Environmental, Social, and Governance (ESG) Responsibilities
Environmental, social, and governance (ESG) responsibility has gone beyond a business goal to becoming an emerging topic in data management and governance in the past decade. Ensuring that data operations, services, and approaches support or meet ESG responsibilities, including corporate social responsibility, diversity and inclusion, and other environmental and social topics has become an expectation for enterprises today.
Specifically, ESG impacts enterprise data strategy in two ways;
- Data strategy needs to identify relevant ESG frameworks and topics to collect, organize, and analyze all the necessary business data for tracking and reporting on ESG performance.
- Data strategy should define a framework for data management activities and operations to be run in the most sustainable and efficient manner – think of the environmental impact of processing crypto data or data obtained unethically.
We are seeing this first hand by the increasing number of projects we are supporting to help our clients either aggregate and manage ESG related data to track their performance reporting or model their ESG related data and analytics processes to make business decisions, such as defining efficient route planning algorithms to improve their supply chain footprints. Further, we are leveraging knowledge graphs to help untangle complicated networks that can otherwise obscure the ESG impacts of business processes.
The business value?

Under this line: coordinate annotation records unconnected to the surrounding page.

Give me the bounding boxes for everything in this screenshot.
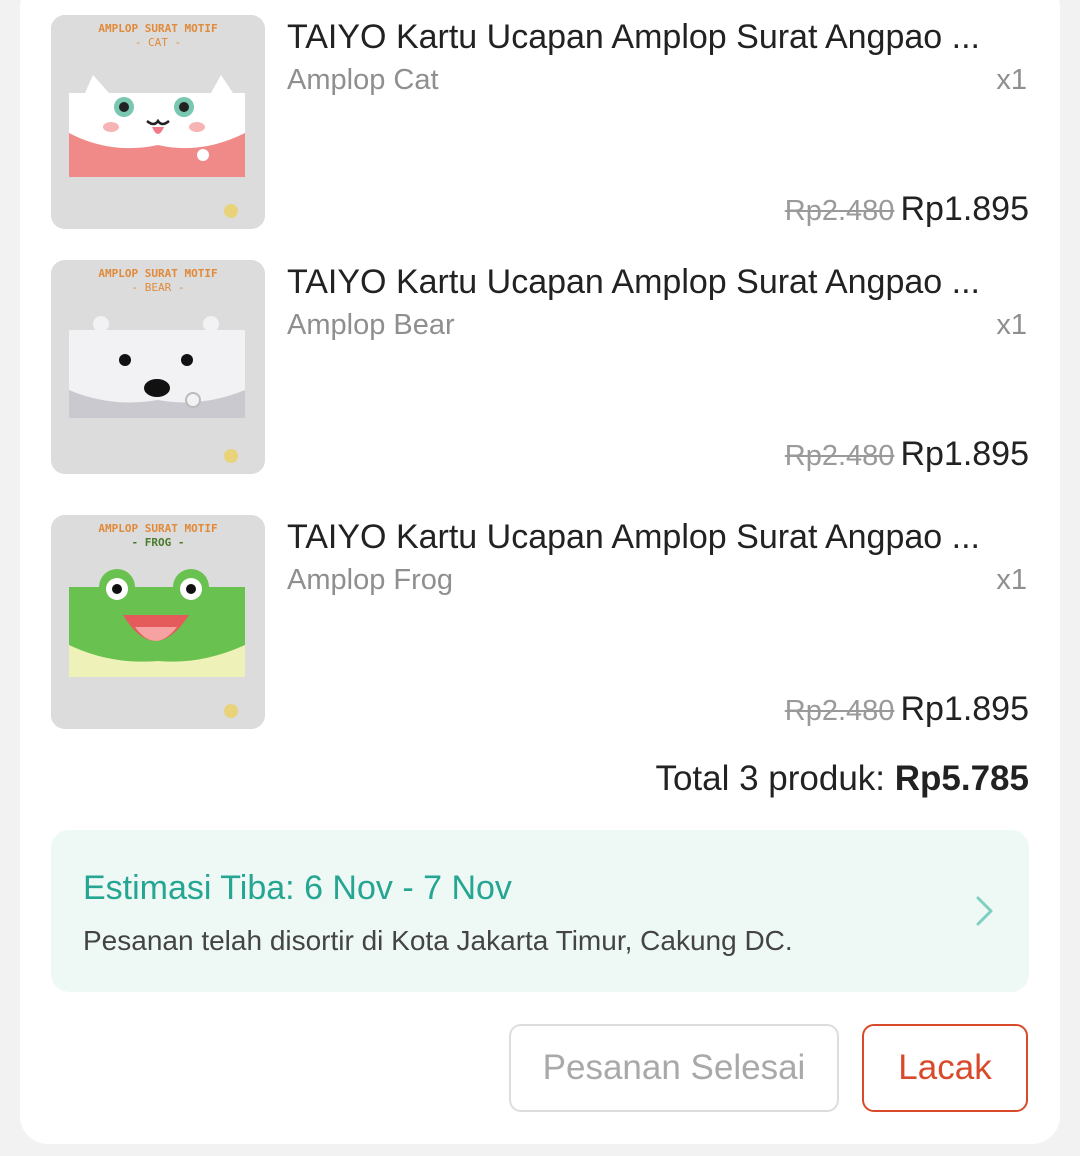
product-variant: Amplop Cat (287, 64, 439, 96)
product-thumbnail-cat[interactable]: AMPLOP SURAT MOTIF - CAT - (51, 15, 265, 229)
product-title[interactable]: TAIYO Kartu Ucapan Amplop Surat Angpao .… (287, 262, 1029, 302)
delivery-estimate-panel[interactable]: Estimasi Tiba: 6 Nov - 7 Nov Pesanan tel… (51, 830, 1029, 992)
product-title[interactable]: TAIYO Kartu Ucapan Amplop Surat Angpao .… (287, 17, 1029, 57)
original-price: Rp2.480 (784, 440, 895, 472)
product-title[interactable]: TAIYO Kartu Ucapan Amplop Surat Angpao .… (287, 517, 1029, 557)
delivery-status: Pesanan telah disortir di Kota Jakarta T… (83, 925, 793, 956)
delivery-estimate: Estimasi Tiba: 6 Nov - 7 Nov (83, 869, 512, 907)
frog-envelope-icon: AMPLOP SURAT MOTIF - FROG - (51, 515, 265, 729)
order-item-frog[interactable]: AMPLOP SURAT MOTIF - FROG - TAIYO Kartu … (51, 515, 1029, 729)
product-quantity: x1 (996, 64, 1027, 96)
thumb-heading: AMPLOP SURAT MOTIF (98, 22, 217, 35)
track-button[interactable]: Lacak (862, 1024, 1028, 1112)
order-completed-button[interactable]: Pesanan Selesai (509, 1024, 839, 1112)
discounted-price: Rp1.895 (900, 690, 1029, 728)
price-group: Rp2.480 Rp1.895 (785, 689, 1029, 736)
thumb-heading: AMPLOP SURAT MOTIF (98, 267, 217, 280)
product-quantity: x1 (996, 309, 1027, 341)
order-item-cat[interactable]: AMPLOP SURAT MOTIF - CAT - TAIYO Kartu U… (51, 15, 1029, 229)
order-item-bear[interactable]: AMPLOP SURAT MOTIF - BEAR - TAIYO Kartu … (51, 260, 1029, 474)
thumb-subheading: - BEAR - (132, 281, 185, 294)
thumb-subheading: - CAT - (135, 36, 181, 49)
original-price: Rp2.480 (784, 195, 895, 227)
discounted-price: Rp1.895 (900, 190, 1029, 228)
thumb-subheading: - FROG - (132, 536, 185, 549)
product-thumbnail-bear[interactable]: AMPLOP SURAT MOTIF - BEAR - (51, 260, 265, 474)
bear-envelope-icon: AMPLOP SURAT MOTIF - BEAR - (51, 260, 265, 474)
product-variant: Amplop Frog (287, 564, 454, 596)
price-group: Rp2.480 Rp1.895 (785, 189, 1029, 236)
total-label: Total 3 produk: (655, 759, 895, 798)
thumb-heading: AMPLOP SURAT MOTIF (98, 522, 217, 535)
price-group: Rp2.480 Rp1.895 (785, 434, 1029, 481)
product-variant: Amplop Bear (287, 309, 455, 341)
product-thumbnail-frog[interactable]: AMPLOP SURAT MOTIF - FROG - (51, 515, 265, 729)
discounted-price: Rp1.895 (900, 435, 1029, 473)
product-quantity: x1 (996, 564, 1027, 596)
order-total: Total 3 produk: Rp5.785 (655, 758, 1029, 800)
chevron-right-icon[interactable] (969, 894, 999, 928)
original-price: Rp2.480 (784, 695, 895, 727)
cat-envelope-icon: AMPLOP SURAT MOTIF - CAT - (51, 15, 265, 229)
total-value: Rp5.785 (894, 759, 1029, 798)
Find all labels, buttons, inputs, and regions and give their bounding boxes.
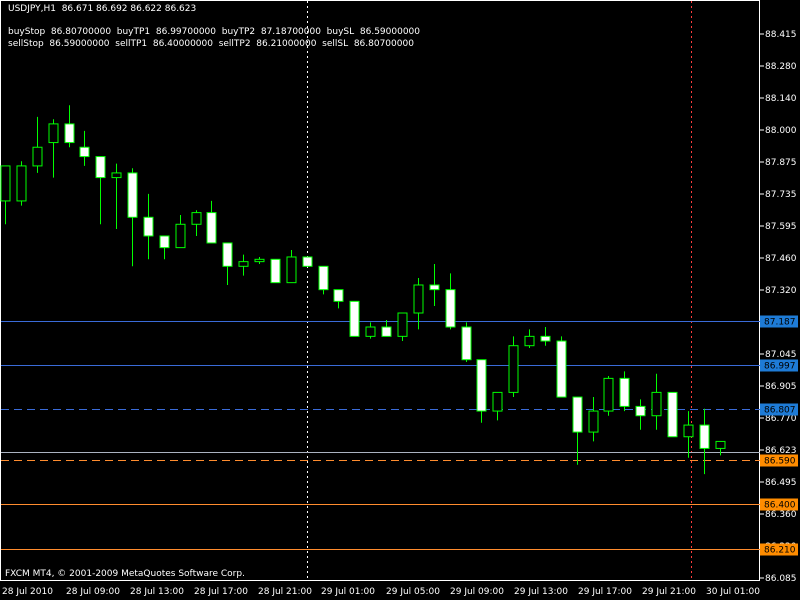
x-tick-label: 29 Jul 05:00 <box>386 587 440 597</box>
candle-body <box>381 326 392 337</box>
level-label: 87.187 <box>764 318 796 328</box>
candle-body <box>365 326 376 337</box>
candle-body <box>318 265 329 291</box>
x-tick-label: 28 Jul 13:00 <box>130 587 184 597</box>
candle-body <box>492 391 503 412</box>
candle-body <box>524 335 535 347</box>
y-tick-label: 87.320 <box>765 286 797 296</box>
candle-body <box>683 424 694 438</box>
candle-body <box>32 146 43 167</box>
candle-body <box>429 284 440 291</box>
candle-body <box>651 391 662 417</box>
x-tick-label: 28 Jul 2010 <box>2 587 53 597</box>
candle-body <box>0 165 11 202</box>
candle-body <box>79 146 90 158</box>
y-tick-label: 88.280 <box>765 62 797 72</box>
candle-body <box>572 396 583 433</box>
y-tick-label: 87.460 <box>765 254 797 264</box>
candle-body <box>206 212 217 244</box>
candle-body <box>667 391 678 438</box>
candle-body <box>270 258 281 284</box>
candlestick-chart[interactable]: 88.415 88.280 88.140 88.000 87.875 87.735 87.5… <box>0 0 800 600</box>
candle-body <box>635 405 646 417</box>
y-tick-label: 86.905 <box>765 382 797 392</box>
candle-body <box>191 212 202 225</box>
candle-body <box>476 359 487 412</box>
y-tick-label: 87.875 <box>765 158 797 168</box>
candle-body <box>16 165 27 202</box>
y-tick-label: 87.595 <box>765 222 797 232</box>
level-label: 86.807 <box>764 406 796 416</box>
candle-body <box>349 300 360 337</box>
candle-body <box>254 258 265 263</box>
candle-body <box>95 156 106 179</box>
y-tick-label: 88.415 <box>765 30 797 40</box>
candle-body <box>461 326 472 361</box>
candle-body <box>413 284 424 314</box>
candle-body <box>508 345 519 393</box>
candle-body <box>143 216 154 237</box>
x-tick-label: 28 Jul 21:00 <box>258 587 312 597</box>
y-tick-label: 86.360 <box>765 510 797 520</box>
x-tick-label: 29 Jul 13:00 <box>514 587 568 597</box>
y-tick-label: 86.495 <box>765 478 797 488</box>
level-label: 86.210 <box>764 546 796 556</box>
candle-body <box>111 172 122 179</box>
x-tick-label: 29 Jul 01:00 <box>321 587 375 597</box>
candle-body <box>715 440 726 449</box>
level-label: 86.590 <box>764 457 796 467</box>
candle-body <box>64 123 75 144</box>
candle-body <box>588 410 599 433</box>
candle-body <box>445 289 456 328</box>
y-tick-label: 87.735 <box>765 190 797 200</box>
level-label: 86.400 <box>764 501 796 511</box>
x-tick-label: 29 Jul 09:00 <box>450 587 504 597</box>
candle-body <box>175 223 186 249</box>
candle-body <box>603 377 614 412</box>
candle-body <box>556 340 567 398</box>
candle-body <box>238 261 249 267</box>
candle-body <box>699 424 710 449</box>
candle-body <box>333 289 344 302</box>
x-tick-label: 30 Jul 01:00 <box>706 587 760 597</box>
candle-body <box>302 256 313 267</box>
candle-body <box>397 312 408 337</box>
level-label: 86.997 <box>764 362 796 372</box>
y-tick-label: 88.000 <box>765 126 797 136</box>
candle-body <box>127 172 138 218</box>
candle-body <box>540 335 551 342</box>
x-tick-label: 28 Jul 09:00 <box>66 587 120 597</box>
chart-frame <box>0 0 760 581</box>
symbol-info: USDJPY,H1 86.671 86.692 86.622 86.623 <box>8 4 197 14</box>
buy-levels-text: buyStop 86.80700000 buyTP1 86.99700000 b… <box>8 27 421 37</box>
x-tick-label: 29 Jul 21:00 <box>642 587 696 597</box>
candle-body <box>222 242 233 267</box>
copyright-text: FXCM MT4, © 2001-2009 MetaQuotes Softwar… <box>5 569 245 579</box>
x-tick-label: 29 Jul 17:00 <box>578 587 632 597</box>
candle-body <box>286 256 297 284</box>
x-tick-label: 28 Jul 17:00 <box>194 587 248 597</box>
candle-body <box>48 123 59 144</box>
candle-body <box>159 235 170 249</box>
candle-body <box>619 377 630 407</box>
sell-levels-text: sellStop 86.59000000 sellTP1 86.40000000… <box>8 39 414 49</box>
y-tick-label: 86.085 <box>765 574 797 584</box>
y-tick-label: 87.045 <box>765 350 797 360</box>
y-tick-label: 88.140 <box>765 94 797 104</box>
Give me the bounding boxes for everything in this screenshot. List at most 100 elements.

In addition to creating a healthier planet for all of us, adhering to ESG principles has proven to lower the cost of capital and improve operational performance. Thus, businesses have started using favorable ESG ratings to create a stronger case for investments against companies with lower ESG performance.
The lack of a single, mandatory ESG standard provides a challenge when it comes to embedding ESG principles within enterprise data strategies. However, there are commonly used ESG frameworks that enable data organizations to embed ESG within larger data management and governance efforts. Reporting standards or frameworks like the Global Reporting Initiative (GRI), Task Force on Climate-related Financial Disclosures (TCFD), and SASB Standards are the most common to consider. Developing a strategy, policies, and procedures that promote commitment to responsible business (CSR, Sustainability, Ethics) should be top of mind for organizational data today.
The underlying tenets of an Enterprise Data Strategy need to align data with overall business, people, process, and technology goals. The bottom line is that data-driven enterprises, Chief Data Officers (CDOs), and business executives are in a race to be able to make and show progress to capture the highest value from their data efforts. Having an understanding of the characteristics of these five data management staples and disruptions and developing an actionable plan to execute on the capabilities they enable will be the factor that will separate organizations of today from the success stories of tomorrow.